Other Seminar

Leveraging Offline Data in Latent Decision Processes

Chinmaya KausikPhD Student, MathematicsUniversity of Michigan
WHERE:
1303 EECS BuildingMap
SHARE:

Abstract: In many sequential decision-making applications like recommender systems, training conversational agents, healthcare and education, we have a wealth of offline data of short trajectories that can be used to make offline decisions or accelerate online learning. However, it is crucial to account for unseen differences between users or environments in the offline data. Mixture/latent models of MDPs and bandits form a compelling model for this setting, and principled algorithms with end-to-end guarantees are needed. We discuss why it is challenging to work with unlabelled offline data, and present algorithms for both making conclusions offline and accelerating online learning. We discuss end-to-end guarantees and experiments for both sets of algorithms. This talk is based on two papers by the author, Learning Mixtures of Markov Chains and MDPs (Oral, ICML 2023) and Leveraging Offline Data in Linear Latent Bandits (Under Review, 2025).

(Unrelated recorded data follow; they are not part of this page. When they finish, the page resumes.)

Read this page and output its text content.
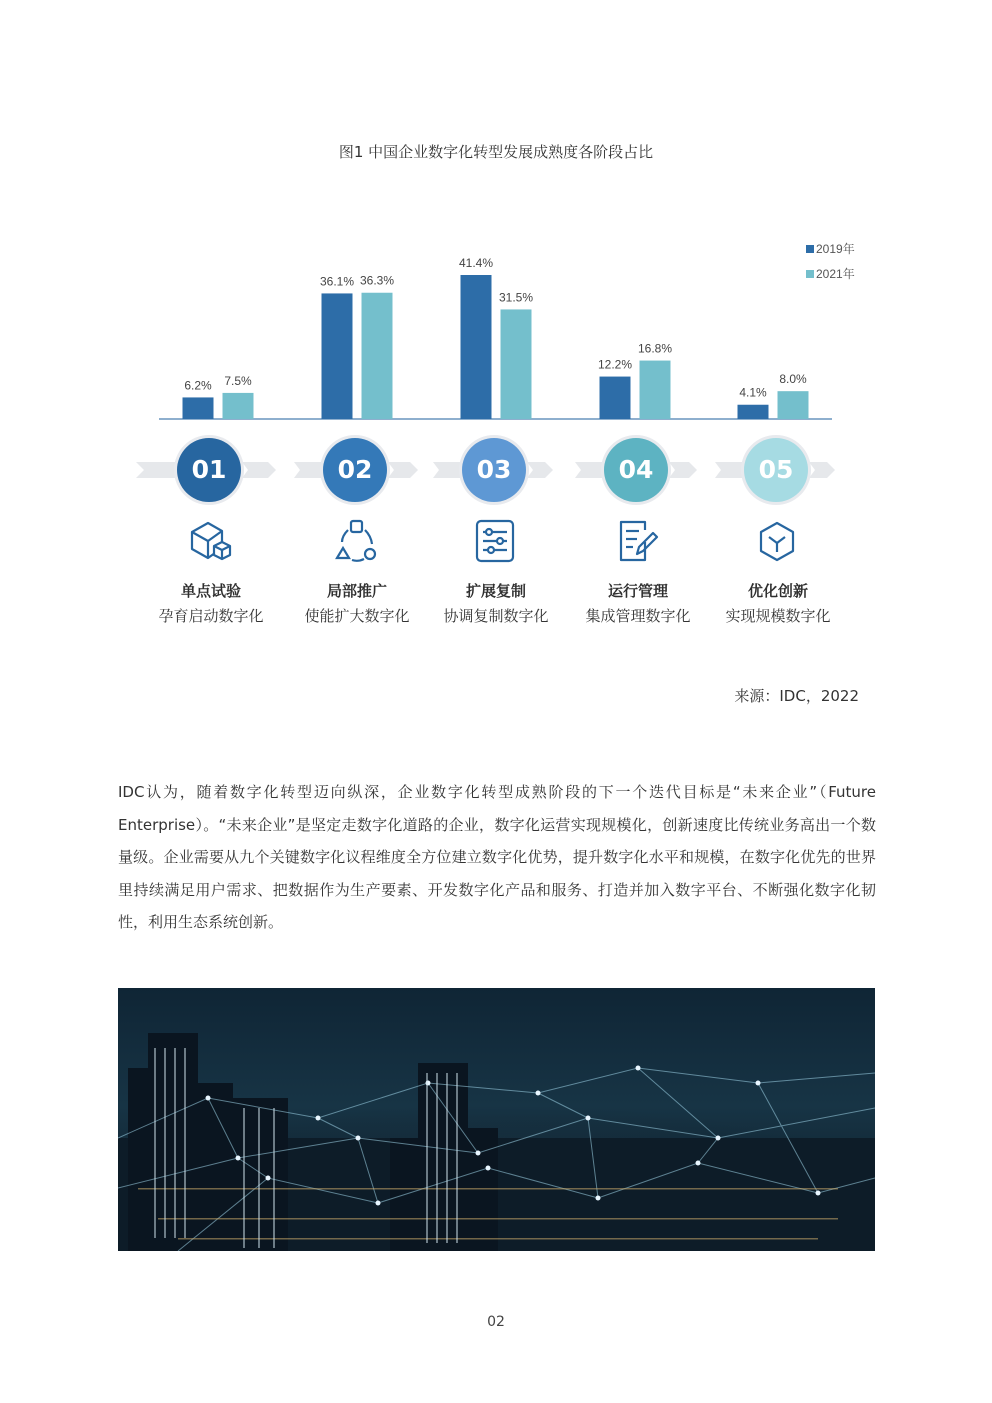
图1 中国企业数字化转型发展成熟度各阶段占比
6.2%
36.1%
41.4%
12.2%
4.1%
7.5%
36.3%
31.5%
16.8%
8.0%
2019年
2021年
01
单点试验
孕育启动数字化
02
局部推广
使能扩大数字化
03
扩展复制
协调复制数字化
04
运行管理
集成管理数字化
05
优化创新
实现规模数字化
来源：IDC，2022
IDC认为，随着数字化转型迈向纵深，企业数字化转型成熟阶段的下一个迭代目标是“未来企业”（Future Enterprise）。“未来企业”是坚定走数字化道路的企业，数字化运营实现规模化，创新速度比传统业务高出一个数量级。企业需要从九个关键数字化议程维度全方位建立数字化优势，提升数字化水平和规模，在数字化优先的世界里持续满足用户需求、把数据作为生产要素、开发数字化产品和服务、打造并加入数字平台、不断强化数字化韧性，利用生态系统创新。
02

Bio: Chinmaya Kausik is a 4th year PhD student in mathematics at the University of Michigan. His research interests are in bridging theory and practice in reinforcement learning, bandits and sequential decision-making. His past work has focused on latent information/partial observability, offline data, denoising and preferential feedback. Previously, he was an undergraduate student in mathematics at the Indian Institute of Science. His research has been recognised by the Rackham International Student Fellowship.